Dependency Parsing Across the Resource Spectrum: Evaluating Architectures on High and Low-Resource Languages
Kevin Guan, Happy Buzaaba, Christiane Fellbaum
- Published
- May 4, 2026 — 13:55 UTC
- Summary length
- 439 words
- Relevance score
- 80%
Problem
This preprint addresses the gap in understanding the performance of transformer-based models versus simpler architectures for dependency parsing in low-resource languages, particularly focusing on under-resourced African languages. While transformers have dominated high-resource language tasks, their efficacy in low-resource settings remains inadequately explored, creating uncertainty in their applicability for syntactic tool development in these contexts.
Method
The authors evaluate four dependency parsing architectures: Biaffine LSTM, Stack-Pointer Network, AfroXLMR-large, and RemBERT. The evaluation spans ten typologically diverse languages, emphasizing low-resource African languages. The study employs a comparative analysis of parsing performance across varying amounts of training data, specifically examining the crossover point where transformer models begin to outperform simpler architectures.

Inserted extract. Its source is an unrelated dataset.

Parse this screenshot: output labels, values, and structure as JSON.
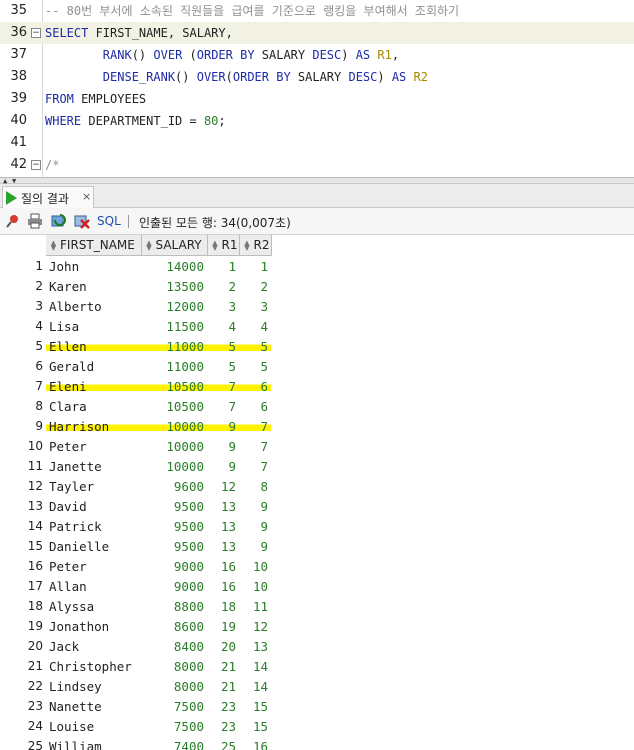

The Biaffine LSTM serves as the baseline, while the performance of transformers is assessed in relation to corpus size and morphological complexity, quantified using the Mean Type-Token Ratio (MATTR). The training compute details are not disclosed, but the architectures are implemented in a standard framework for dependency parsing tasks.
Results
The Biaffine LSTM consistently outperforms the transformer models (AfroXLMR-large and RemBERT) in low-resource scenarios, with significant performance gains observed in parsing accuracy metrics. As training data increases, the performance of transformers improves, eventually surpassing the Biaffine LSTM. The crossover point occurs within a resource range typical of treebanks for under-resourced languages, indicating that the Biaffine LSTM is more effective until a certain threshold of annotated data is reached. The study quantifies the effect of morphological complexity, revealing it as a significant predictor of the transformers’ relative disadvantage, even after controlling for corpus size.
Limitations
The authors acknowledge that their findings are limited to the specific architectures and languages evaluated, which may not generalize across all low-resource languages or parsing tasks. Additionally, the study does not explore the impact of different training regimes or hyperparameter tuning on model performance. The reliance on MATTR as a measure of morphological complexity may also oversimplify the linguistic diversity present in the evaluated languages. Furthermore, the computational resources and specific training configurations used for each model are not detailed, which could affect reproducibility.
Why it matters
This work has significant implications for the development of syntactic tools in low-resource settings. By demonstrating that simpler architectures like the Biaffine LSTM can outperform more complex transformer models in low-resource scenarios, the study suggests a strategic approach for researchers and practitioners. It highlights the importance of considering resource availability and morphological characteristics when selecting models for dependency parsing tasks. The findings advocate for a phased approach to model deployment, where simpler models are prioritized until sufficient annotated data is available to leverage the strengths of transformer architectures.